Когда блондинка снимала трусы на могиле Скотта, погибшего на Роше де Нэ 4 сентября 1922 года, я уже знал, что будет дальше: это-то и было хорошо. И с забулдыгами я умел себя вести: их много, они могут размозжить голову кому угодно, нужно быть начеку. Так и вижу: гурьба молодчиков с пьяными девицами разбивает мне о камни голову.
Конец лета для меня – словно конец долгого дня, я лучше различаю предметы, людей, блестящие от пота животы девиц, их посверкивающие на солнце лохмы, всегда готовые быть разведенными ноги.
– Почему вы назвали ее бедной? – спросили меня полицейские. – Это что, насмешка над убиенной?
У баб есть все: живот, попа, рот, исторгающий стоны страсти. Весь мир кружится вокруг них, как вокруг оси.
– Вы отказываетесь отвечать?
Сперва, проходя мимо нижней церкви, я слышал пение или звуки органа, потом привык и перестал их воспринимать, зато теперь слышу ветер, носящийся по пастбищу. Лгу ли я? Когда я пробираюсь кустами к могиле Скотта, слышно ли мне еще пение из церкви? Бежать? Девица уже разделась, каркают вороны, да, я слышу и пение, и звуки органа, и даже вторю пению хора. Девица стонет, ее тело равномерно двигается в соитии с мужским, словно танцует, затем они меняют положение – и продолжают по-собачьи: два животных, два мощных дыхания, из-за которых они не слышат меня. Глядя на них, испускаю дух и я, у меня нет времени даже обтереться, я бросаюсь в кусты. Из церкви доносится пение: «Христос воскрес из мертвых». В воздухе пахнет ванилью. Таких, как я, слоняющихся по кладбищу, немало, это мои собратья, бродяги. Скоро опустятся сумерки, появятся красотки и повылезет всякая шваль – эти-то меня не видят, а тот тип, у которого что-то было с Эллой, видел ли он меня? Вернись, Элла… Потребовать тишины, чтобы слышно было, как ветер разносит имя Эллы, заставить замолчать девицу, вплоть до того, что пристукнуть ее. Вернись, Элла, голубка моя, тебе не воскреснуть ни среди облаков, ни на земле, где на старой могильной плите сохнет моя сперма. Ты достаточно наглоталась моей спермы, Элла, меж кривых, как гнилые пеньки во рту, английских крестов.

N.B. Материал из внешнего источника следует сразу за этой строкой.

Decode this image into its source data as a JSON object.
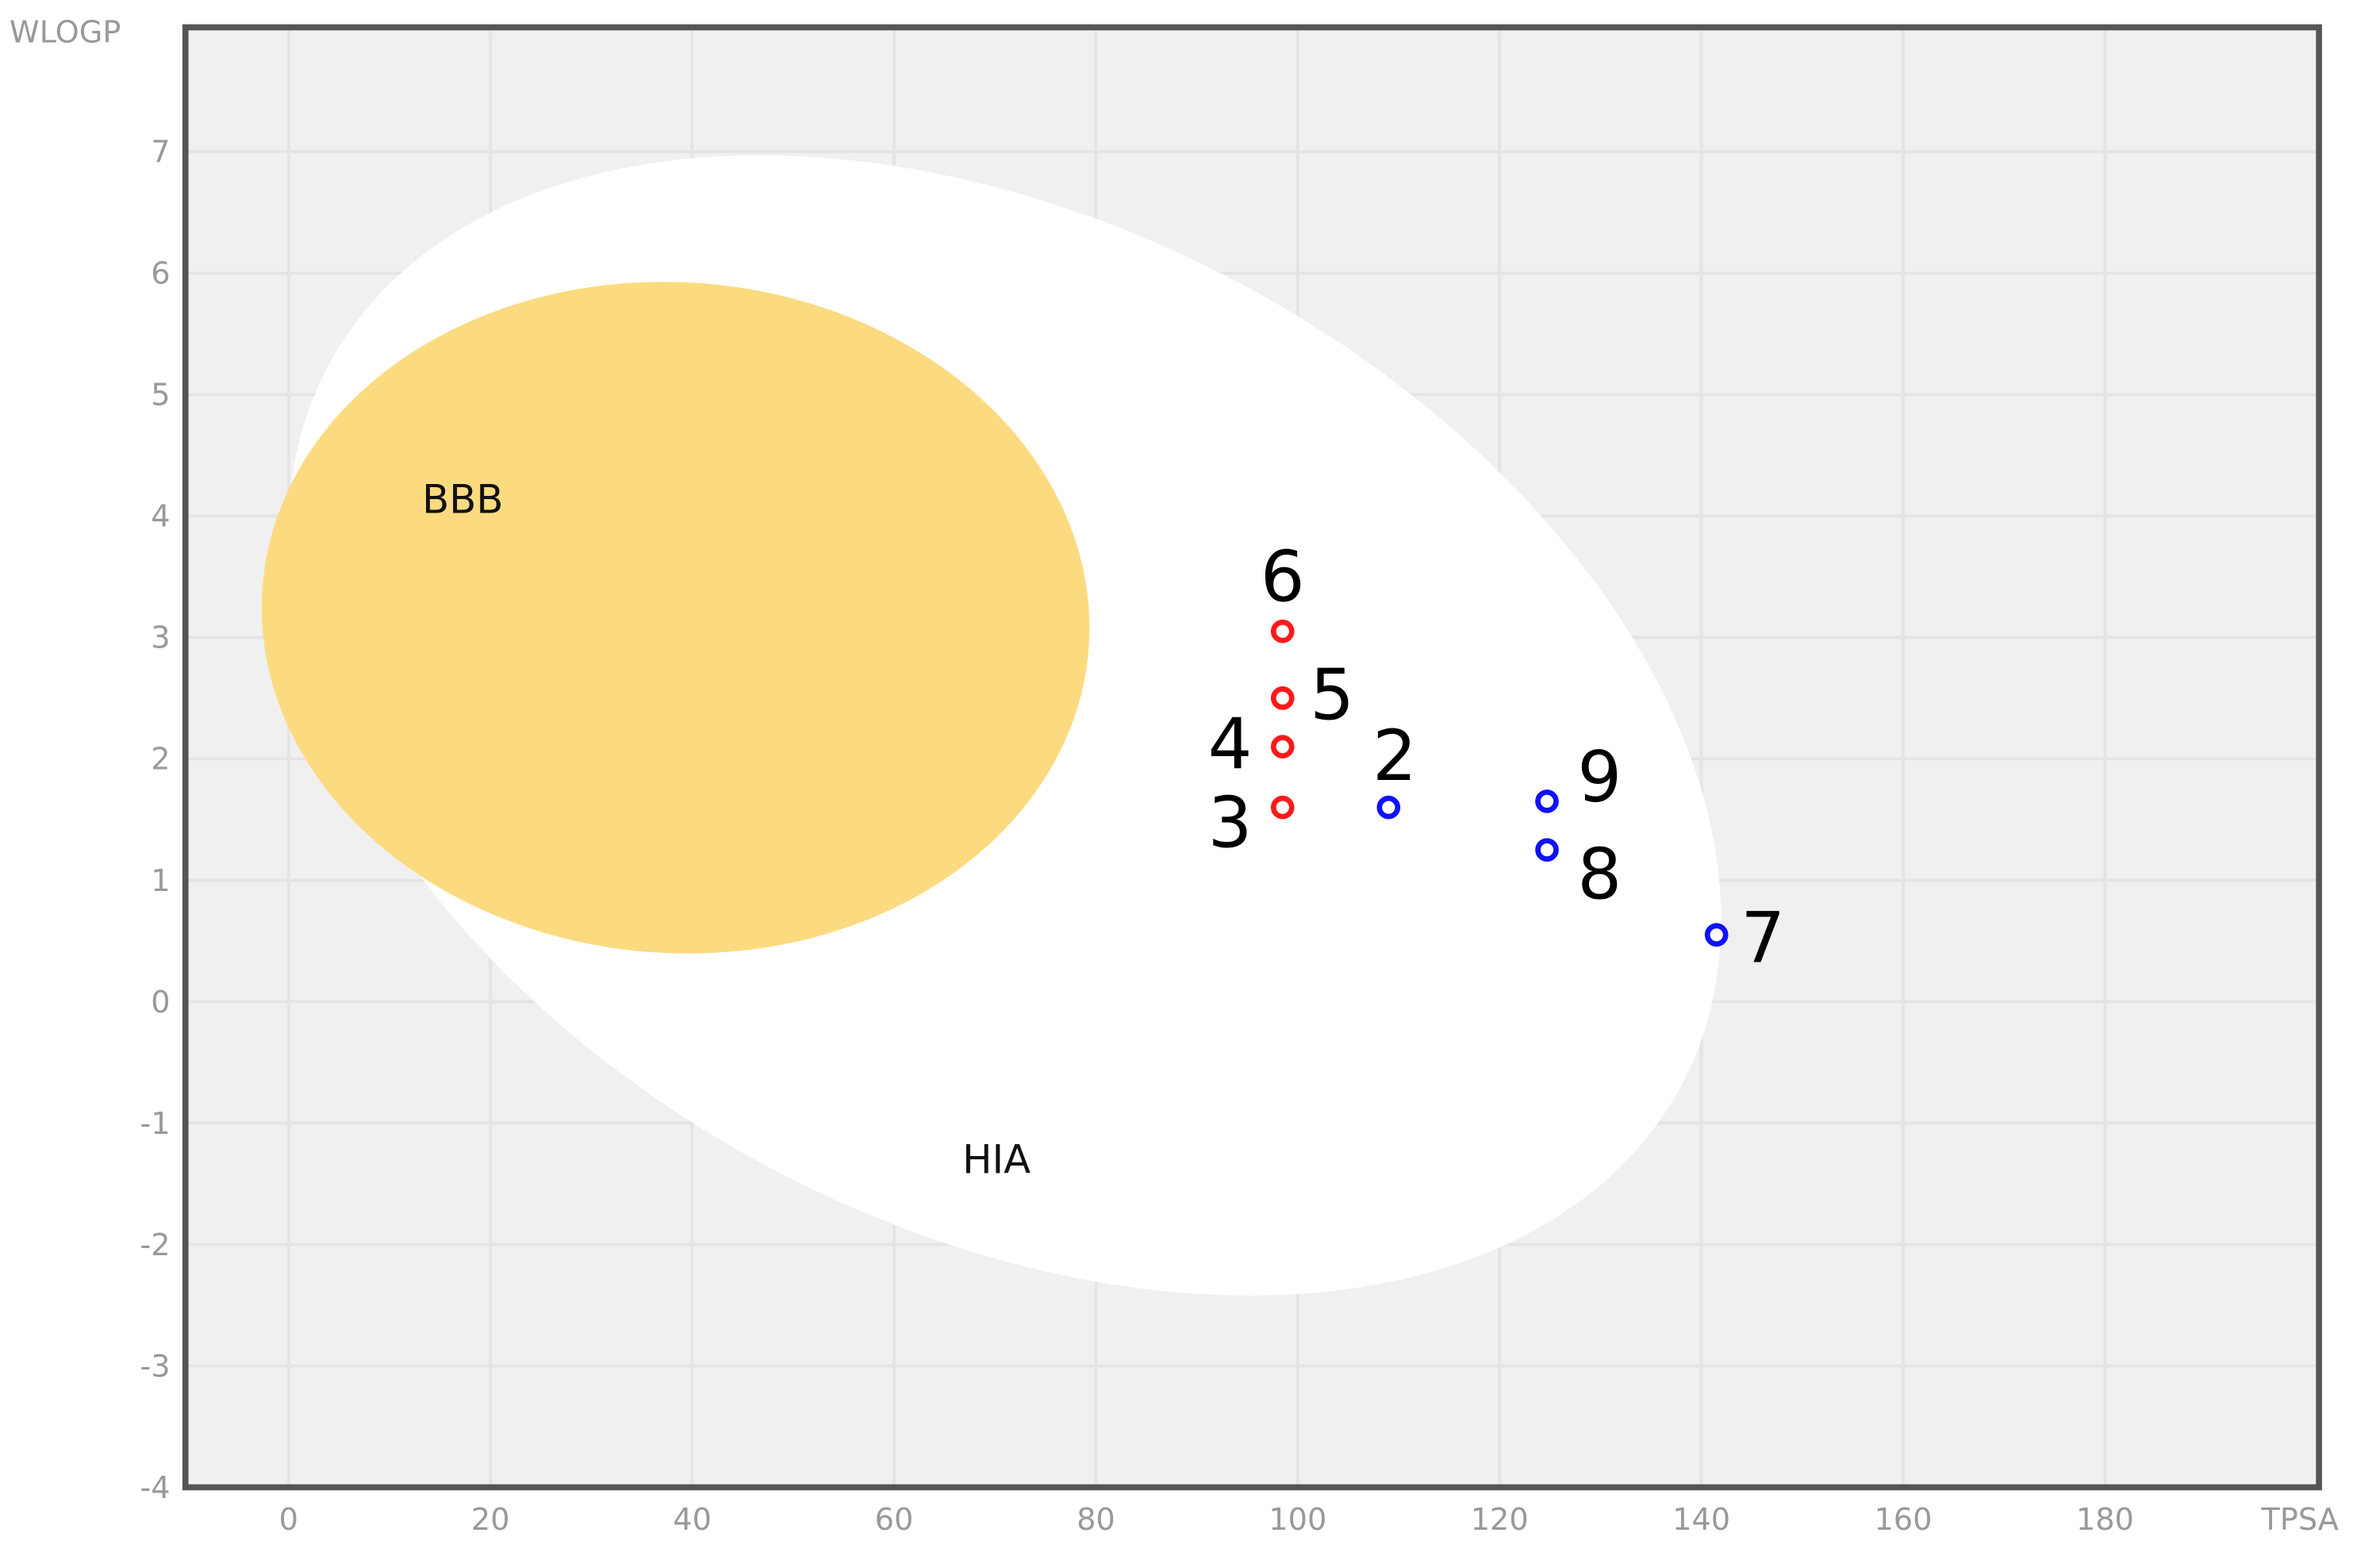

Музыка струится по земле, орган, детство… девичьи кости занимают места не больше, чем череп летучей мыши, разбившейся о вороний клюв… вечер торопится, спешит на смену дню… важно лишь одно – груди как шары, живот, ляжки, стоны… вопли осужденных и отверженных, Он воскрес на третий день и с тех пор царит во всей Своей славе… голубые отсветы на скалах. Я возвожу очи горе: солнцу не поразить меня днем, луне – ночью, горние отсветы не гаснут… мелодия звучит на берегу, когда вода с камнем поют в унисон одну песнь о небытии.
Высоты сводят людей с ума, это известно. Этим утром сторож стал брать всю вину на себя. В совершенной прострации он повторяет: «Я убил. Я убил». Виды на погоду неплохие. В предгорьях Альп высокое давление. Грозы не предвидится. С 1944 года не стояла такая чудесная погода.
Когда сторож пришел сдаваться, никто ему не поверил, он настаивал, даже плакал, угрожал покончить с собой. Ему не поверили. Еще бы! Десять лет он трудился на новом кладбище и пятнадцать приглядывал за старым. Неужто теперь, прямо под пенсию, стал бы человек…
– В том-то и дело, что все это продолжается вот уже пятнадцать лет, – возражает он.
– Но что это доказывает? Что есть умалишенные, которые любят бродить по кладбищу? Нам это и без вас известно. И вас мы хорошо знаем.
– Как выглядит сторож? – спрашивает меня сосед.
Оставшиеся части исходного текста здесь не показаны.